Patti Clark, executive director of the Austin Zoo, said her facility has always been a rescue facility and is home to mostly very young and older animals. The bears will occupy an enclosure space that is now empty after the recent deaths of two cougars from old age. It includes a pool and inside dens.
Clark said Austin Zoo employees have been at the Oregon Zoo since Sunday, Feb. 23, assisting with the care and feeding of the bears.
Dirksen, who has more than 20 years experience with timber sales in the Grand Ronde area, said this is the first time that he remembers bear cubs being orphaned by logging operations, but the situation occurs annually for wildlife officials.

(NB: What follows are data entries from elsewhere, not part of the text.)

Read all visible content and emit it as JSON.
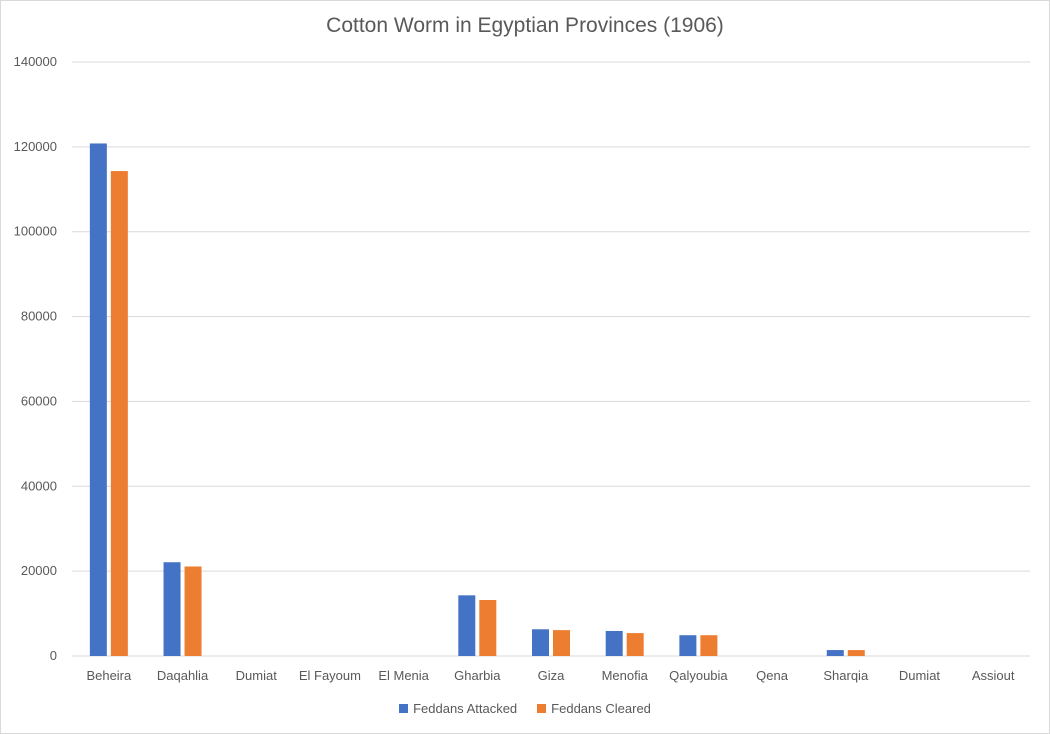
{
  "chart_data": {
    "type": "bar",
    "title": "Cotton Worm in Egyptian Provinces (1906)",
    "categories": [
      "Beheira",
      "Daqahlia",
      "Dumiat",
      "El Fayoum",
      "El Menia",
      "Gharbia",
      "Giza",
      "Menofia",
      "Qalyoubia",
      "Qena",
      "Sharqia",
      "Dumiat",
      "Assiout"
    ],
    "series": [
      {
        "name": "Feddans Attacked",
        "color": "#4472c4",
        "values": [
          120800,
          22100,
          0,
          0,
          0,
          14300,
          6300,
          5900,
          4900,
          0,
          1400,
          0,
          0
        ]
      },
      {
        "name": "Feddans Cleared",
        "color": "#ed7d31",
        "values": [
          114300,
          21100,
          0,
          0,
          0,
          13200,
          6100,
          5400,
          4900,
          0,
          1400,
          0,
          0
        ]
      }
    ],
    "ylim": [
      0,
      140000
    ],
    "yticks": [
      "0",
      "20000",
      "40000",
      "60000",
      "80000",
      "100000",
      "120000",
      "140000"
    ],
    "grid": true,
    "legend_position": "bottom"
  }
}
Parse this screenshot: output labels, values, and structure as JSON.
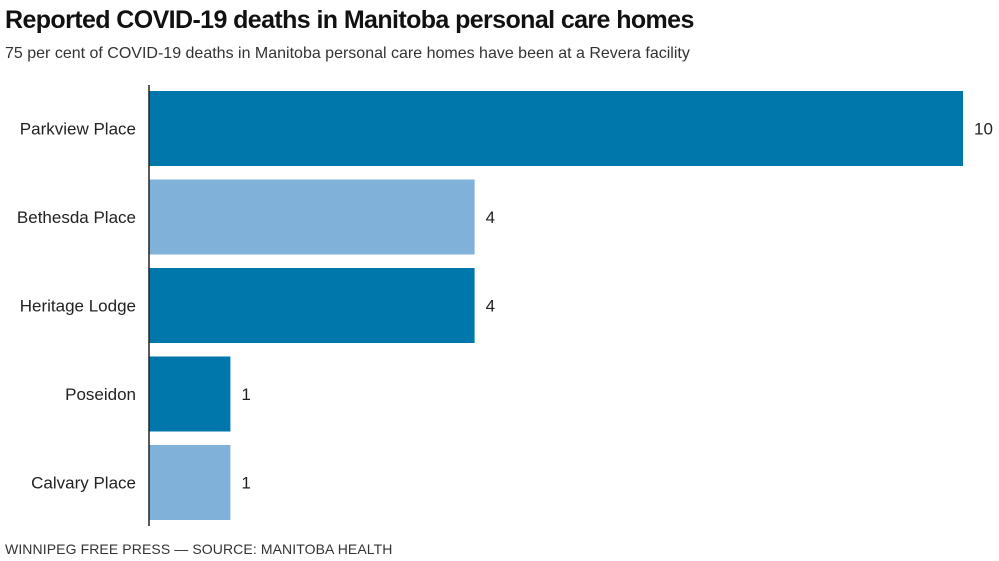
{
  "title": "Reported COVID-19 deaths in Manitoba personal care homes",
  "subtitle": "75 per cent of COVID-19 deaths in Manitoba personal care homes have been at a Revera facility",
  "source": "WINNIPEG FREE PRESS — SOURCE: MANITOBA HEALTH",
  "colors": {
    "dark": "#0077ab",
    "light": "#80b1d9",
    "axis": "#222222"
  },
  "chart_data": {
    "type": "bar",
    "orientation": "horizontal",
    "categories": [
      "Parkview Place",
      "Bethesda Place",
      "Heritage Lodge",
      "Poseidon",
      "Calvary Place"
    ],
    "values": [
      10,
      4,
      4,
      1,
      1
    ],
    "bar_colors": [
      "dark",
      "light",
      "dark",
      "dark",
      "light"
    ],
    "xlim": [
      0,
      10
    ],
    "data_labels": true,
    "grid": false
  }
}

“ODFW deals with orphaned bears every year and typically we place bear cubs two to four times a year,” Dennehy said. “Cubs can be orphaned for a variety of reasons, such as mother is killed … hit by a car or killed by a hunter although hunting regulations prohibit killing sows with cubs. Sometimes we see people picking up and taking home young bears or other animals who they wrongly believe to be orphaned.”
Dennehy said it is uncommon for the situation to occur with logging involved. “But it does occasionally,” she added.
The Oregon Zoo also is currently nursing three orphaned cougar cubs. The zoo’s keepers have cared for the trio since early January, when an eastern Oregon hunter killed their mother.
The cougar cubs will eventually be sent to the North Carolina Zoo in Asheboro, N.C.
“ODFW’s staff worked to get the cougar kittens to the Oregon Zoo and final placement in North Carolina,” Dennehy said.
Dirksen said the response to the orphaned bear cubs was exemplary by all participants. He complimented the logging crew, which stopped working once they realized they had happened upon an occupied bear den and called it in promptly to state wildlife officials.
He said the incident is a good example of state-Tribal cooperation on the ground, from Tribal staff assisting understaffed Fish and Wildlife Department employees to working with Oregon State Police for transportation.
“We all know what a softie Kelly Dirksen is where baby animals are concerned, but it must have been quite a sight to see those tree fallers being so careful of those little cubs,” said Grand Ronde Public Affairs Director Siobhan Taylor.
“It speaks to the conservation awareness of Stimson and their employees, as well as the intergovernmental cooperation between the state Department of Fish and Wildlife, State Police and the Grand Ronde Tribe. All of them worked together to properly observe the situation and save the cubs.”